Перечислим те из них, которые являются общими для обоих произведений.

И в романе Сологуба, и в повести Белого тезис о зыбкости и размытости окружающей героев реальности выразительно иллюстрируется образом пруда-зеркала. В зеркале этом причудливо преломляются природные и рукотворные предметы. Только у Сологуба, в соответствии с душевным настроением его героя, мир отражается в пруде-зеркале слишком мутно, а у Белого - слишком ясно: "- Зачем тут грязное зеркало, Павлушка? - спросил Передонов и ткнул палкою по направлению к пруду. Володин осклабился и ответил: - Это не зеркало, Ардаша, это - пруд. А так как ветерка теперь нет, то в нем деревья и отражаются, вот оно и показывает, будто зеркало" (МБ. 214-215); "Опять оторвался от думы Дарьяльский, уже подходя к церкви; он проходил мимо пруда, отраженный в глубокой, синей воде <...> Ясный солнечный день, ясная солнечная водица: голубая такая; коли заглянуть, не знаешь, вода ли то или небо.
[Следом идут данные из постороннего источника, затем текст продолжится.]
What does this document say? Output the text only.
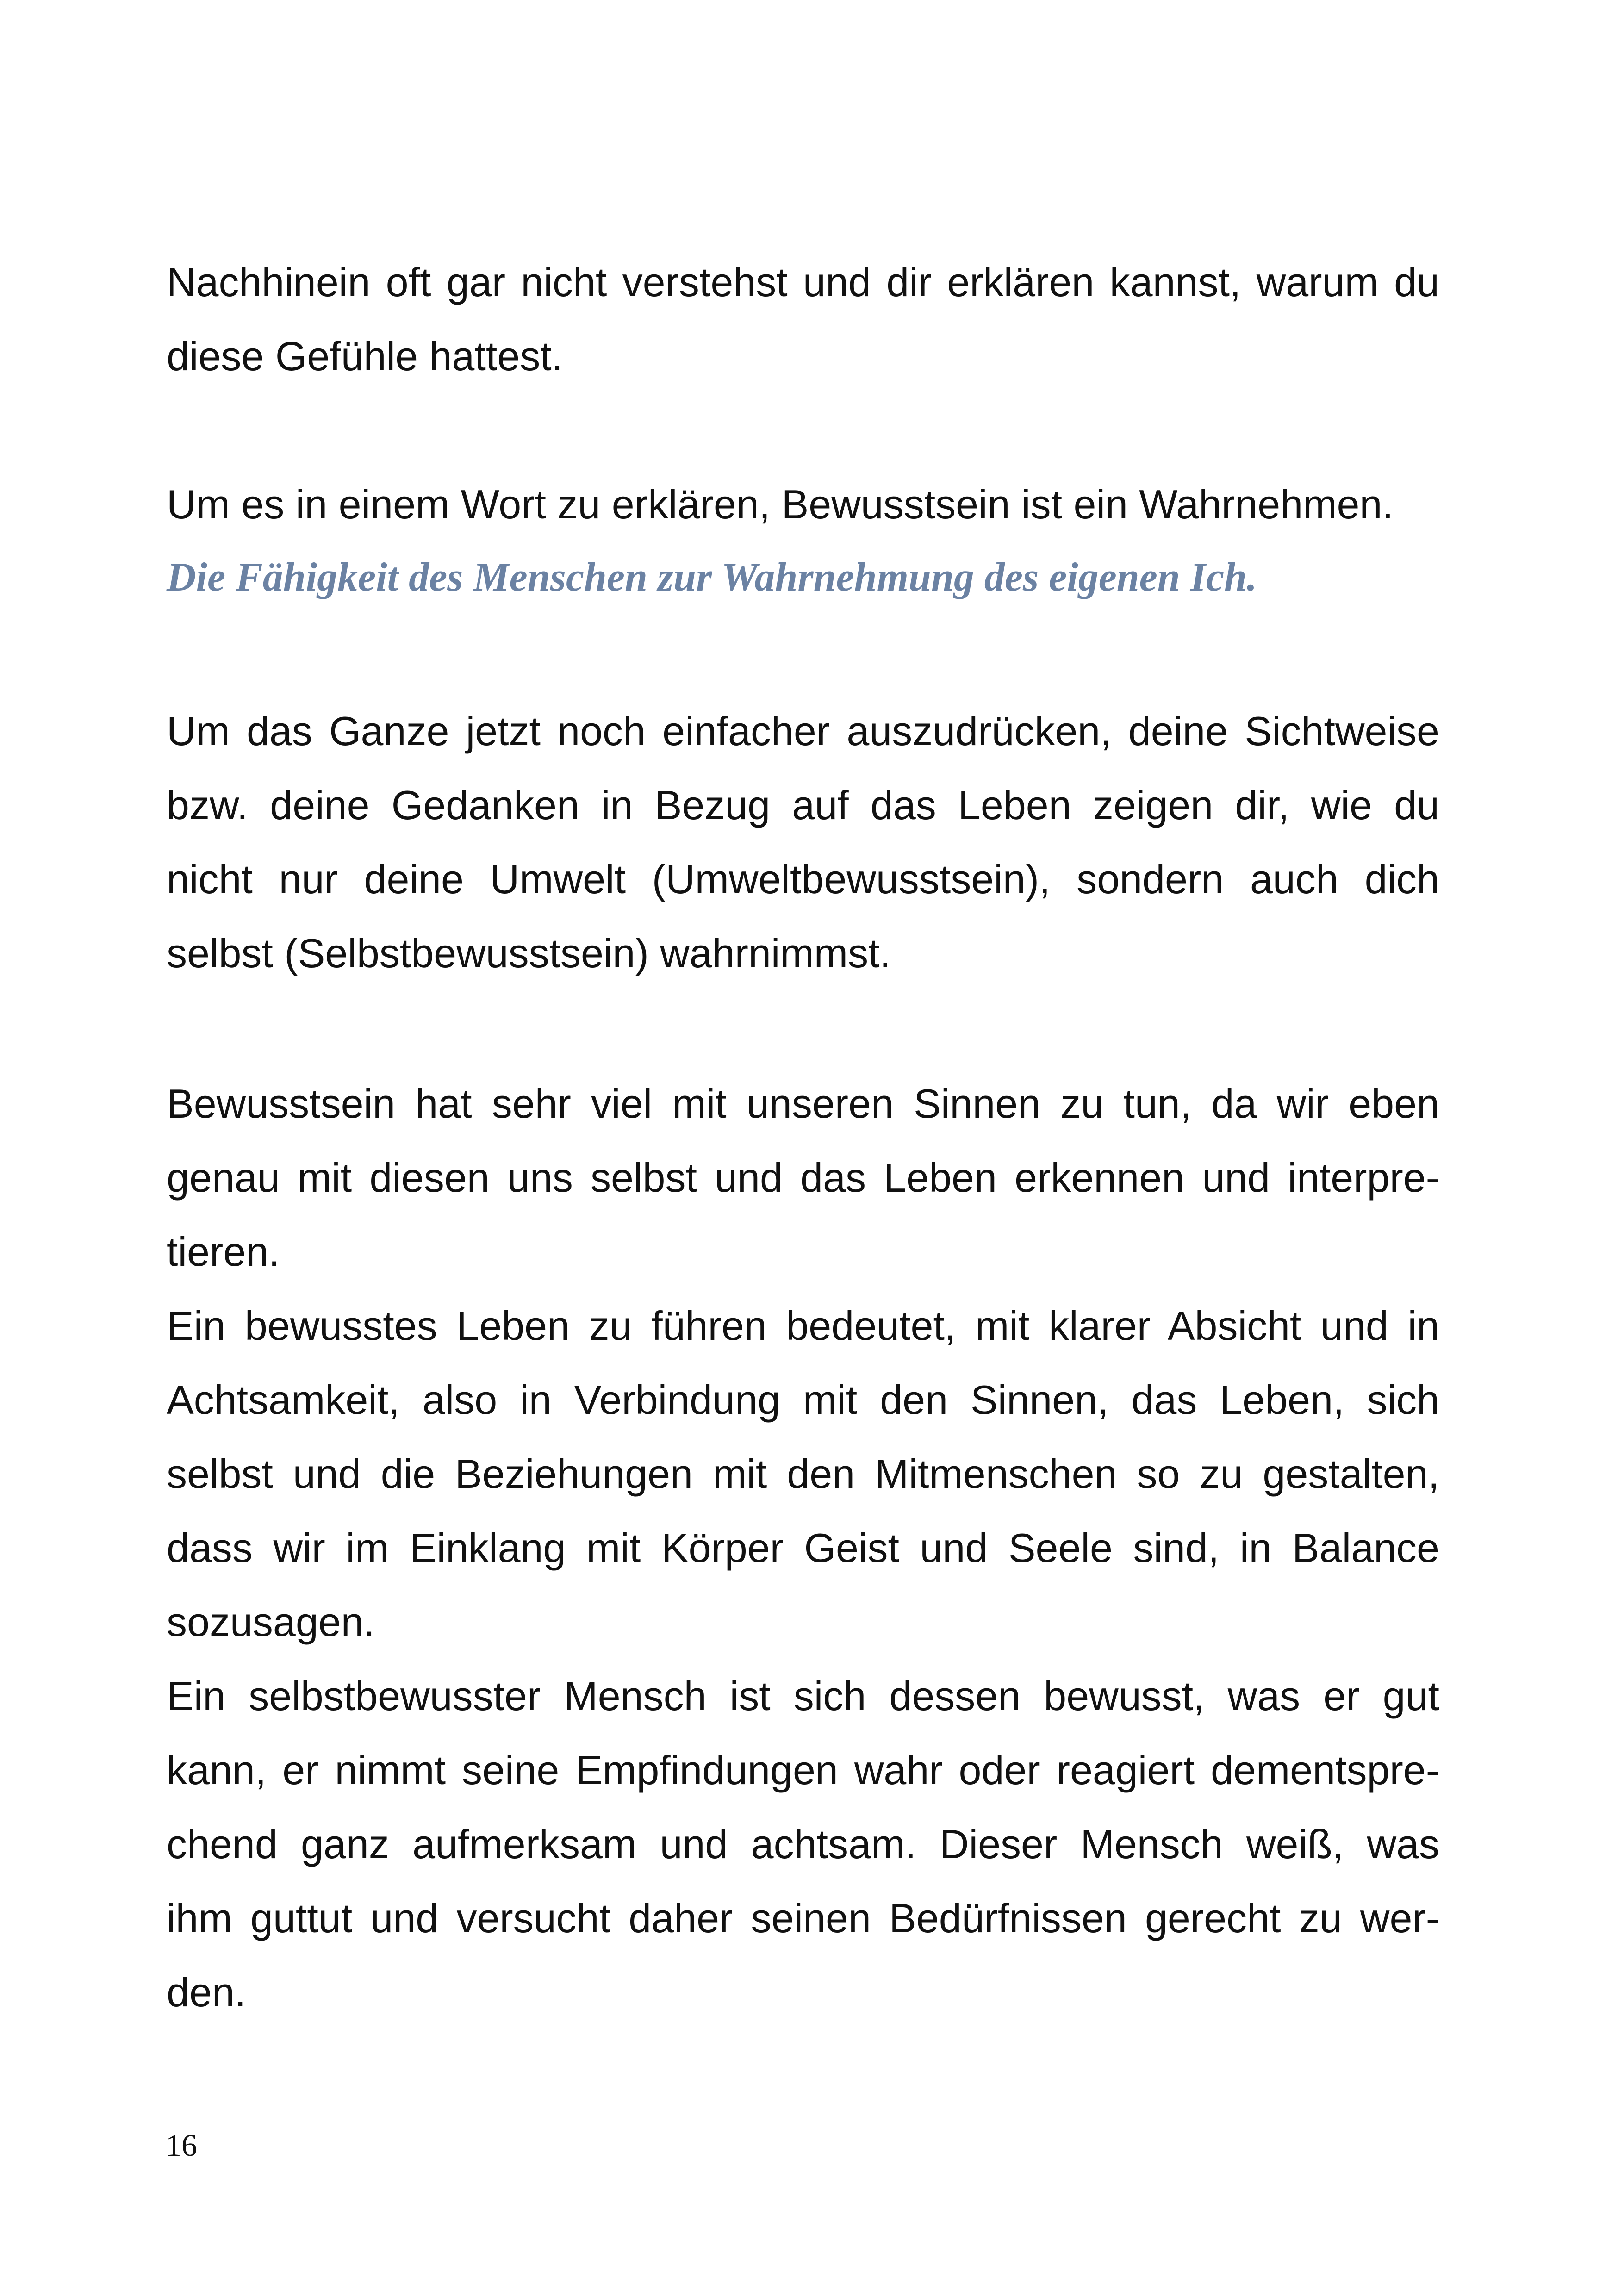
Nachhinein oft gar nicht verstehst und dir erklären kannst, warum du
diese Gefühle hattest.
Um es in einem Wort zu erklären, Bewusstsein ist ein Wahrnehmen.

Die Fähigkeit des Menschen zur Wahrnehmung des eigenen Ich.

Um das Ganze jetzt noch einfacher auszudrücken, deine Sichtweise
bzw. deine Gedanken in Bezug auf das Leben zeigen dir, wie du
nicht nur deine Umwelt (Umweltbewusstsein), sondern auch dich
selbst (Selbstbewusstsein) wahrnimmst.
Bewusstsein hat sehr viel mit unseren Sinnen zu tun, da wir eben
genau mit diesen uns selbst und das Leben erkennen und interpre-
tieren.
Ein bewusstes Leben zu führen bedeutet, mit klarer Absicht und in
Achtsamkeit, also in Verbindung mit den Sinnen, das Leben, sich
selbst und die Beziehungen mit den Mitmenschen so zu gestalten,
dass wir im Einklang mit Körper Geist und Seele sind, in Balance
sozusagen.
Ein selbstbewusster Mensch ist sich dessen bewusst, was er gut
kann, er nimmt seine Empfindungen wahr oder reagiert dementspre-
chend ganz aufmerksam und achtsam. Dieser Mensch weiß, was
ihm guttut und versucht daher seinen Bedürfnissen gerecht zu wer-
den.

16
Ей, молодец, закружится голова, отойди!" (СГ. 24).

У обоих писателей живыми, прислуживающими дьяволу существами предстают змеящиеся языки занимающегося пожара: "Передонов осмотрелся, зажег спичку, поднес ее к оконному занавесу снизу, у самого пола, и подождал, пока занавес загорелся. Огненная недотыкомка юркою змейкою поползла по занавесу, тихонько и радостно взвизгивая" (МБ. 267); "...прыгало светлое пламя, туда и сюда змеилось и сверкало многим множеством искр <...> ясные раскуривались там змеи и быстро-быстро они выползали из-под углов, протягивали свои шеи, шипели и тянулись к соседним избенкам" (СГ. 256).

С образом змеи идеально сочетается в "Мелком бесе" и в "Серебряном голубе" образ плодового сада - ложного рая, где все напоено затаенной злобой: "Сад желтел и пестрел плодами да поздними цветами. Было тут много плодовых и простых деревьев да кустов <...> Остро-пестро выставляло из-под кустов свои колючие пурпуровые головки" (МБ. 23); "...и протянутая та рука будто ему указывала беспрекословно снизойти туда, где не видел он ничего, кроме тьмы, да лепета листьев, да ему в лицо оттуда бившего ветру <...> - Как - разве мне туда? - Туды: во флигеле вам постелено! - А флигель-то где? - В плодовом саду: пожалуйте, барин" (СГ. 274, 275).

Агрессивными, таящими в себе потенциальную опасность изображены как у Белого, так и у Сологуба даже вполне безобидные лютики (куриная слепота), приютившиеся рядом с забором: "- Какие это цветы, Павлуша? - спросил он, показывая Володину на желтые цветочки у забора в чьем-то саду. - Это - лютики, Ардаша, - печально ответил Володин. Таких цветов, вспомнил Передонов, много в их саду. И какое у них страшное название" (МБ. 146); "...отчаянно рвалась у забора желтая стая курослепов" (СГ. 69).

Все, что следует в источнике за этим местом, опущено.